Pour les autorités chinoises, le problème se situe au niveau de la « faible demande causée par la morosité de l’économie mondiale, la surcapacité dans l’industrie sidérurgique est devenue un problème international ». Lu Kang, porte-parole du ministère chinois des Affaires étrangères, a d’ailleurs indiqué lors d’une conférence de presse, le 11 mai,  qu’« au lieu d’offrir des subventions, la Chine est le seul pays à imposer des restrictions sur les exportations d’acier ».  

Selon lui, « la Chine a réduit la capacité de production d’acier de 90 millions de tonnes au cours des cinq dernières années, presque le double de l’objectif d’origine qui était de 48 millions de tonnes ».

La Chine, un partenaire important

Les députés européens ont souligné « l’importance du partenariat de l’UE avec la Chine« , d’autant que le pays est le 2nd partenaire commercial de l’Union, avec des flux commerciaux quotidiens de plus d’1 milliard d’euros. De plus, le marché chinois « est la principale source de profit pour de nombreuses entreprises et marques européennes« , ont-ils souligné.

En effet, en 2015, la Chine est le principal importateur de bien en UE : 20% des biens vont vers l’Union, contre 14% pour les États-Unis. Selon la note d’analyse du « Commerce international de biens en 2015 » d’Eurostat, le commerce entre la Chine et l’Union européenne s’est élevé à 521 milliards d’euros, soit 15% du total du commerce de biens de l’UE. Ainsi, la part de la Chine a doublé depuis 2002, passant de 7% à 15%.

De plus, 10% des exportations de l’UE vont vers la Chine, contre 21% pour les États-Unis, faisant de l’Empire du milieu un allié économique et commercial important. D’autant plus que la Chine investit massivement dans l’Union, soit près de 20,5 milliards d’euros en 2015.

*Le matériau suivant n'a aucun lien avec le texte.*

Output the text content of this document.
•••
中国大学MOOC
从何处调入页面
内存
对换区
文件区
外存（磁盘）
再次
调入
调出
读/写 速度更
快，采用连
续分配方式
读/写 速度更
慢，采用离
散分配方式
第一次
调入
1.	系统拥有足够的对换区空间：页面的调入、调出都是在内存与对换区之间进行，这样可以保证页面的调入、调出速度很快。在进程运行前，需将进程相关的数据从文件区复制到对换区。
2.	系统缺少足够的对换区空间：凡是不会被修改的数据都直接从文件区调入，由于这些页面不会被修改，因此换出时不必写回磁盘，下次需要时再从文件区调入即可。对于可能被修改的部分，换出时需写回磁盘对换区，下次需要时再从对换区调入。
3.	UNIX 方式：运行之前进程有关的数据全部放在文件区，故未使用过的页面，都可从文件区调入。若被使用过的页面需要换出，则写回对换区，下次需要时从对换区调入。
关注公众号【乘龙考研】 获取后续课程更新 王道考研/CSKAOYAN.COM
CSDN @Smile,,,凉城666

Malgré le volume des échanges, les députés s’opposent fermement « à toute décision unilatérale d’octroi du statut d’économie de marché à la Chine« . Ils veulent un consensus pour « une interprétation commune des règles de l’OMC » et demandent à la Commission de « se servir des prochains sommets du G7 et du G20 ainsi que du sommet UE-Chine pour trouver une réponse compatible avec l’OMC ».

Désormais, le dossier est entre les mains du président de la Commission européenne, Jean-Claude Juncker, qui s’il reconnaît la Chine en tant qu’économie de marché dans le droit communautaire, le Parlement fera appel à son « droit de codécision avec le Conseil« , souligne le communiqué du Parlement.